İNSAN İLİŞKİLERİ
Yıllar önce, her yerleşim yerlerin kabadayıları vardı. Bu kabadayılar, bilindiği üzere vuran, söven, öldüren hayta takımı değillerdi. “O” kabadayılar, bir mahallenin doğumundan ölümüne kadar her türlü ihtiyaçlarını gidermeye çalışırlardı. Mahalleye gelen bir yabancı, uzun zaman gözetim altında tutulurdu. En ufak bir suiistimalinde, ya bulunduğu semte uymasını, ya da terk etmesini önerirlerdi. Yabancı, bulunduğu semte uyum sağladığında da o kişinin her türlü ihtiyaçlarını görürlerdi. Hastalarına şifa, işsilere iş, gençlere eş bulurlardı. O devirde herkes, canını, malını, parasını, el olduğu halde komşusuna teslim ederlerdi. O günleri anımsayanlar, yüreklerine tatlı bir hüzün kapladığını hissediyorum.

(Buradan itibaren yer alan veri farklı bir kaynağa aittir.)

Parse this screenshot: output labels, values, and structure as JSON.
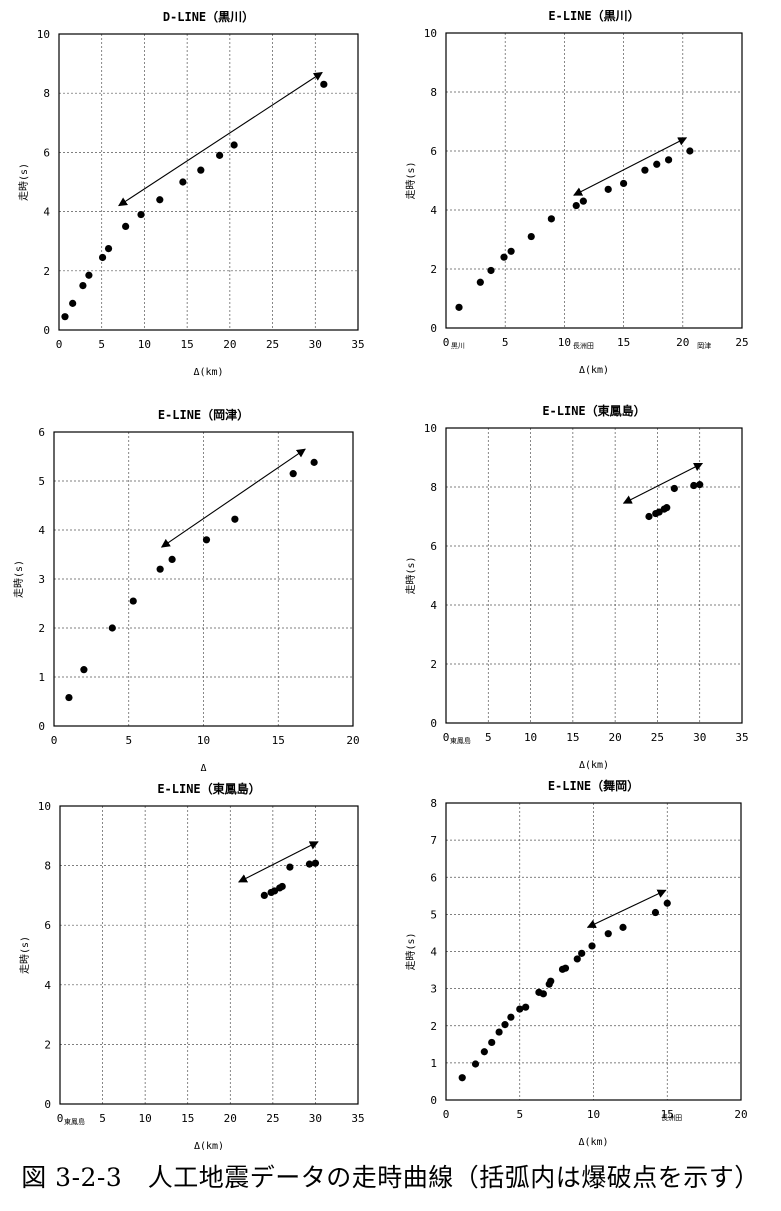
{
  "caption": "図 3-2-3　人工地震データの走時曲線（括弧内は爆破点を示す）",
  "chart_data": [
    {
      "type": "scatter",
      "title": "D-LINE（黒川）",
      "xlabel": "Δ(km)",
      "ylabel": "走時(s)",
      "xlim": [
        0,
        35
      ],
      "ylim": [
        0,
        10
      ],
      "xticks": [
        "0",
        "5",
        "10",
        "15",
        "20",
        "25",
        "30",
        "35"
      ],
      "yticks": [
        "0",
        "2",
        "4",
        "6",
        "8",
        "10"
      ],
      "grid": true,
      "points": [
        [
          0.7,
          0.45
        ],
        [
          1.6,
          0.9
        ],
        [
          2.8,
          1.5
        ],
        [
          3.5,
          1.85
        ],
        [
          5.1,
          2.45
        ],
        [
          5.8,
          2.75
        ],
        [
          7.8,
          3.5
        ],
        [
          9.6,
          3.9
        ],
        [
          11.8,
          4.4
        ],
        [
          14.5,
          5.0
        ],
        [
          16.6,
          5.4
        ],
        [
          18.8,
          5.9
        ],
        [
          20.5,
          6.25
        ],
        [
          31.0,
          8.3
        ]
      ],
      "arrow": [
        [
          7.0,
          4.2
        ],
        [
          30.8,
          8.7
        ]
      ]
    },
    {
      "type": "scatter",
      "title": "E-LINE（黒川）",
      "xlabel": "Δ(km)",
      "ylabel": "走時(s)",
      "xlim": [
        0,
        25
      ],
      "ylim": [
        0,
        10
      ],
      "xticks": [
        "0",
        "5",
        "10",
        "15",
        "20",
        "25"
      ],
      "yticks": [
        "0",
        "2",
        "4",
        "6",
        "8",
        "10"
      ],
      "grid": true,
      "station_labels": [
        {
          "x": 1.0,
          "text": "黒川"
        },
        {
          "x": 11.6,
          "text": "長洲田"
        },
        {
          "x": 21.8,
          "text": "岡津"
        }
      ],
      "points": [
        [
          1.1,
          0.7
        ],
        [
          2.9,
          1.55
        ],
        [
          3.8,
          1.95
        ],
        [
          4.9,
          2.4
        ],
        [
          5.5,
          2.6
        ],
        [
          7.2,
          3.1
        ],
        [
          8.9,
          3.7
        ],
        [
          11.0,
          4.15
        ],
        [
          11.6,
          4.3
        ],
        [
          13.7,
          4.7
        ],
        [
          15.0,
          4.9
        ],
        [
          16.8,
          5.35
        ],
        [
          17.8,
          5.55
        ],
        [
          18.8,
          5.7
        ],
        [
          20.6,
          6.0
        ]
      ],
      "arrow": [
        [
          10.8,
          4.5
        ],
        [
          20.3,
          6.45
        ]
      ]
    },
    {
      "type": "scatter",
      "title": "E-LINE（岡津）",
      "xlabel": "Δ",
      "ylabel": "走時(s)",
      "xlim": [
        0,
        20
      ],
      "ylim": [
        0,
        6
      ],
      "xticks": [
        "0",
        "5",
        "10",
        "15",
        "20"
      ],
      "yticks": [
        "0",
        "1",
        "2",
        "3",
        "4",
        "5",
        "6"
      ],
      "grid": true,
      "points": [
        [
          1.0,
          0.58
        ],
        [
          2.0,
          1.15
        ],
        [
          3.9,
          2.0
        ],
        [
          5.3,
          2.55
        ],
        [
          7.1,
          3.2
        ],
        [
          7.9,
          3.4
        ],
        [
          10.2,
          3.8
        ],
        [
          12.1,
          4.22
        ],
        [
          16.0,
          5.15
        ],
        [
          17.4,
          5.38
        ]
      ],
      "arrow": [
        [
          7.2,
          3.65
        ],
        [
          16.8,
          5.65
        ]
      ]
    },
    {
      "type": "scatter",
      "title": "E-LINE（東鳳島）",
      "xlabel": "Δ(km)",
      "ylabel": "走時(s)",
      "xlim": [
        0,
        35
      ],
      "ylim": [
        0,
        10
      ],
      "xticks": [
        "0",
        "5",
        "10",
        "15",
        "20",
        "25",
        "30",
        "35"
      ],
      "yticks": [
        "0",
        "2",
        "4",
        "6",
        "8",
        "10"
      ],
      "grid": true,
      "station_labels": [
        {
          "x": 1.7,
          "text": "東鳳島"
        }
      ],
      "points": [
        [
          24.0,
          7.0
        ],
        [
          24.8,
          7.1
        ],
        [
          25.2,
          7.15
        ],
        [
          25.8,
          7.25
        ],
        [
          26.1,
          7.3
        ],
        [
          27.0,
          7.95
        ],
        [
          29.3,
          8.05
        ],
        [
          30.0,
          8.08
        ]
      ],
      "arrow": [
        [
          21.0,
          7.45
        ],
        [
          30.3,
          8.8
        ]
      ]
    },
    {
      "type": "scatter",
      "title": "E-LINE（東鳳島）",
      "xlabel": "Δ(km)",
      "ylabel": "走時(s)",
      "xlim": [
        0,
        35
      ],
      "ylim": [
        0,
        10
      ],
      "xticks": [
        "0",
        "5",
        "10",
        "15",
        "20",
        "25",
        "30",
        "35"
      ],
      "yticks": [
        "0",
        "2",
        "4",
        "6",
        "8",
        "10"
      ],
      "grid": true,
      "station_labels": [
        {
          "x": 1.7,
          "text": "東鳳島"
        }
      ],
      "points": [
        [
          24.0,
          7.0
        ],
        [
          24.8,
          7.1
        ],
        [
          25.2,
          7.15
        ],
        [
          25.8,
          7.25
        ],
        [
          26.1,
          7.3
        ],
        [
          27.0,
          7.95
        ],
        [
          29.3,
          8.05
        ],
        [
          30.0,
          8.08
        ]
      ],
      "arrow": [
        [
          21.0,
          7.45
        ],
        [
          30.3,
          8.8
        ]
      ]
    },
    {
      "type": "scatter",
      "title": "E-LINE（舞岡）",
      "xlabel": "Δ(km)",
      "ylabel": "走時(s)",
      "xlim": [
        0,
        20
      ],
      "ylim": [
        0,
        8
      ],
      "xticks": [
        "0",
        "5",
        "10",
        "15",
        "20"
      ],
      "yticks": [
        "0",
        "1",
        "2",
        "3",
        "4",
        "5",
        "6",
        "7",
        "8"
      ],
      "grid": true,
      "station_labels": [
        {
          "x": 15.3,
          "text": "長洲田"
        }
      ],
      "points": [
        [
          1.1,
          0.6
        ],
        [
          2.0,
          0.97
        ],
        [
          2.6,
          1.3
        ],
        [
          3.1,
          1.55
        ],
        [
          3.6,
          1.83
        ],
        [
          4.0,
          2.03
        ],
        [
          4.4,
          2.23
        ],
        [
          5.0,
          2.45
        ],
        [
          5.4,
          2.5
        ],
        [
          6.3,
          2.9
        ],
        [
          6.6,
          2.86
        ],
        [
          7.0,
          3.12
        ],
        [
          7.1,
          3.2
        ],
        [
          7.9,
          3.52
        ],
        [
          8.1,
          3.55
        ],
        [
          8.9,
          3.8
        ],
        [
          9.2,
          3.95
        ],
        [
          9.9,
          4.15
        ],
        [
          11.0,
          4.48
        ],
        [
          12.0,
          4.65
        ],
        [
          14.2,
          5.05
        ],
        [
          15.0,
          5.3
        ]
      ],
      "arrow": [
        [
          9.6,
          4.65
        ],
        [
          14.9,
          5.65
        ]
      ]
    }
  ]
}
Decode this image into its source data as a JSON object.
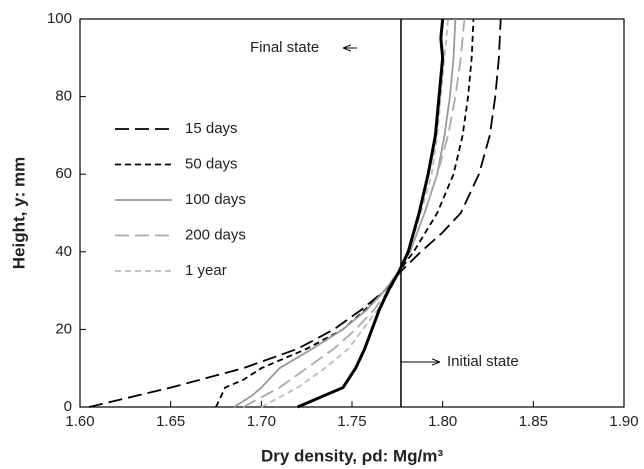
{
  "chart_data": {
    "type": "line",
    "xlabel": "Dry density, ρd: Mg/m³",
    "ylabel": "Height, y: mm",
    "xlim": [
      1.6,
      1.9
    ],
    "ylim": [
      0,
      100
    ],
    "xticks": [
      {
        "value": 1.6,
        "label": "1.60"
      },
      {
        "value": 1.65,
        "label": "1.65"
      },
      {
        "value": 1.7,
        "label": "1.70"
      },
      {
        "value": 1.75,
        "label": "1.75"
      },
      {
        "value": 1.8,
        "label": "1.80"
      },
      {
        "value": 1.85,
        "label": "1.85"
      },
      {
        "value": 1.9,
        "label": "1.90"
      }
    ],
    "yticks": [
      0,
      20,
      40,
      60,
      80,
      100
    ],
    "series": [
      {
        "name": "15 days",
        "color": "#000000",
        "dash": "long",
        "x": [
          1.605,
          1.65,
          1.69,
          1.72,
          1.74,
          1.755,
          1.768,
          1.777,
          1.788,
          1.8,
          1.81,
          1.82,
          1.826,
          1.829,
          1.831,
          1.832
        ],
        "values": [
          0,
          5,
          10,
          15,
          20,
          25,
          30,
          35,
          40,
          45,
          50,
          60,
          70,
          80,
          90,
          100
        ]
      },
      {
        "name": "50 days",
        "color": "#000000",
        "dash": "short",
        "x": [
          1.675,
          1.68,
          1.69,
          1.7,
          1.725,
          1.745,
          1.757,
          1.768,
          1.776,
          1.784,
          1.797,
          1.806,
          1.811,
          1.814,
          1.816,
          1.817
        ],
        "values": [
          0,
          5,
          7,
          10,
          15,
          20,
          25,
          30,
          35,
          40,
          50,
          60,
          70,
          80,
          90,
          100
        ]
      },
      {
        "name": "100 days",
        "color": "#999999",
        "dash": "solid",
        "x": [
          1.685,
          1.695,
          1.7,
          1.71,
          1.728,
          1.745,
          1.758,
          1.768,
          1.776,
          1.782,
          1.79,
          1.797,
          1.801,
          1.804,
          1.806,
          1.807
        ],
        "values": [
          0,
          3,
          5,
          10,
          15,
          20,
          25,
          30,
          35,
          40,
          50,
          60,
          70,
          80,
          90,
          100
        ]
      },
      {
        "name": "200 days",
        "color": "#aaaaaa",
        "dash": "long",
        "x": [
          1.69,
          1.71,
          1.725,
          1.74,
          1.752,
          1.762,
          1.77,
          1.776,
          1.782,
          1.79,
          1.797,
          1.803,
          1.807,
          1.81,
          1.812
        ],
        "values": [
          0,
          5,
          10,
          15,
          20,
          25,
          30,
          35,
          40,
          50,
          60,
          70,
          80,
          90,
          100
        ]
      },
      {
        "name": "1 year",
        "color": "#bbbbbb",
        "dash": "short",
        "x": [
          1.7,
          1.72,
          1.735,
          1.748,
          1.756,
          1.764,
          1.771,
          1.776,
          1.781,
          1.788,
          1.794,
          1.797,
          1.799,
          1.801,
          1.803
        ],
        "values": [
          0,
          5,
          10,
          15,
          20,
          25,
          30,
          35,
          40,
          50,
          60,
          70,
          80,
          90,
          100
        ]
      }
    ],
    "final_state": {
      "label": "Final state",
      "color": "#000000",
      "x": [
        1.72,
        1.73,
        1.745,
        1.752,
        1.757,
        1.761,
        1.765,
        1.77,
        1.776,
        1.781,
        1.787,
        1.792,
        1.796,
        1.798,
        1.8,
        1.799,
        1.8
      ],
      "values": [
        0,
        2,
        5,
        10,
        15,
        20,
        25,
        30,
        35,
        40,
        50,
        60,
        70,
        80,
        90,
        95,
        100
      ]
    },
    "initial_state": {
      "label": "Initial state",
      "x": 1.777
    }
  }
}
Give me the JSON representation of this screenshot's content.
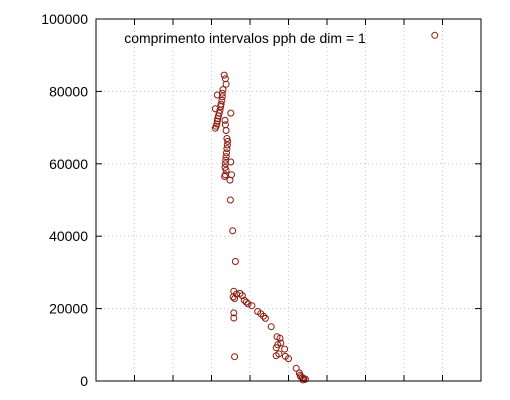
{
  "chart_data": {
    "type": "scatter",
    "title": "comprimento intervalos pph de dim = 1",
    "xlabel": "",
    "ylabel": "",
    "xlim": [
      0,
      10
    ],
    "ylim": [
      0,
      100000
    ],
    "x_ticks": [
      0,
      1,
      2,
      3,
      4,
      5,
      6,
      7,
      8,
      9,
      10
    ],
    "y_ticks": [
      0,
      20000,
      40000,
      60000,
      80000,
      100000
    ],
    "y_tick_labels": [
      "0",
      "20000",
      "40000",
      "60000",
      "80000",
      "100000"
    ],
    "grid": true,
    "marker": "open-circle",
    "marker_color": "#8b1a0e",
    "series": [
      {
        "points": [
          [
            3.33,
            84500
          ],
          [
            3.36,
            83500
          ],
          [
            3.38,
            82000
          ],
          [
            3.3,
            80500
          ],
          [
            3.28,
            79500
          ],
          [
            3.15,
            79000
          ],
          [
            3.28,
            78500
          ],
          [
            3.27,
            77500
          ],
          [
            3.25,
            76500
          ],
          [
            3.24,
            75800
          ],
          [
            3.1,
            75200
          ],
          [
            3.22,
            74800
          ],
          [
            3.2,
            74000
          ],
          [
            3.18,
            73200
          ],
          [
            3.16,
            72500
          ],
          [
            3.15,
            71800
          ],
          [
            3.14,
            71000
          ],
          [
            3.12,
            70400
          ],
          [
            3.1,
            69800
          ],
          [
            3.5,
            74000
          ],
          [
            3.35,
            72000
          ],
          [
            3.36,
            70800
          ],
          [
            3.38,
            69200
          ],
          [
            3.4,
            67000
          ],
          [
            3.42,
            66200
          ],
          [
            3.41,
            65200
          ],
          [
            3.4,
            64200
          ],
          [
            3.39,
            63000
          ],
          [
            3.38,
            62000
          ],
          [
            3.37,
            61000
          ],
          [
            3.36,
            60000
          ],
          [
            3.35,
            59000
          ],
          [
            3.38,
            58200
          ],
          [
            3.36,
            57000
          ],
          [
            3.34,
            56500
          ],
          [
            3.5,
            60500
          ],
          [
            3.52,
            57000
          ],
          [
            3.48,
            55500
          ],
          [
            3.49,
            50000
          ],
          [
            3.55,
            41500
          ],
          [
            3.62,
            33000
          ],
          [
            3.58,
            24800
          ],
          [
            3.65,
            24000
          ],
          [
            3.74,
            24200
          ],
          [
            3.8,
            23600
          ],
          [
            3.56,
            23200
          ],
          [
            3.6,
            22800
          ],
          [
            3.85,
            22300
          ],
          [
            3.9,
            21800
          ],
          [
            3.95,
            21300
          ],
          [
            4.05,
            20800
          ],
          [
            4.2,
            19200
          ],
          [
            4.28,
            18600
          ],
          [
            4.35,
            17900
          ],
          [
            4.4,
            17300
          ],
          [
            3.58,
            18800
          ],
          [
            3.58,
            17400
          ],
          [
            4.55,
            15000
          ],
          [
            4.7,
            12200
          ],
          [
            4.78,
            11800
          ],
          [
            4.8,
            10500
          ],
          [
            4.72,
            10000
          ],
          [
            4.68,
            9200
          ],
          [
            4.9,
            8800
          ],
          [
            4.75,
            7500
          ],
          [
            4.68,
            7000
          ],
          [
            4.92,
            6800
          ],
          [
            5.0,
            6200
          ],
          [
            3.6,
            6700
          ],
          [
            5.2,
            3500
          ],
          [
            5.28,
            2200
          ],
          [
            5.3,
            1600
          ],
          [
            5.32,
            1200
          ],
          [
            5.36,
            900
          ],
          [
            5.4,
            700
          ],
          [
            5.44,
            500
          ],
          [
            5.38,
            300
          ],
          [
            8.8,
            95500
          ]
        ]
      }
    ]
  }
}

Oysa günümüzde komşuluk ilişkileri, tamamen menfaat üzerine inşa edildiğini görürüz. Son gülerde, çok katlı binalar art arda çoğalmaktadır. Çok katlı bir binada yüzlerce kişi yaşamaktadırlar. Ama kimse birbirini tanımıyor. Birbirlerini tanımak için yıllar geçmesi gerekmektedir. Bir kısmı da tanımak istemiyor. Komşular arası bu kırılganlığın birçok sebepleri var. Bunlardan bazıları şunlardır.
Sağcılık-solculuk. Düşünce farklılığı. Farklı siyasi parti tutmak. Farklı futbol takımı tutmak. Yöresel milliyetçilik. Son günlerde gündemi meşgul eden, Irkçılık, Atatürkçü olan ve olmayan. Dinli dinsiz. Tarikat ayrılığı. Bütün bunlar, bizi birbirimizden koparmaya yetti. Küsler, bayramlarda bile barışmıyorlar. Her yörenin dayanışma ismi altıda dernekleri var. Herkes, kendi bölgesini temsil eden derneğe ve kahvehanesine gidiyor. Demokrasi ile yaşayan ülkelerde, farklı düşünceler, farklı görüşler, farklı ırklar elbette olacaktır. Bu demek değildir ki, benim takımdan olmayana selam vermem. Benim görüşümden olmayanın cenazesine gitmem. Benim ırkımdan olmayana kız vermem veyahut kızlarını almam. Bize neler oluyor bir bilen var mıdır?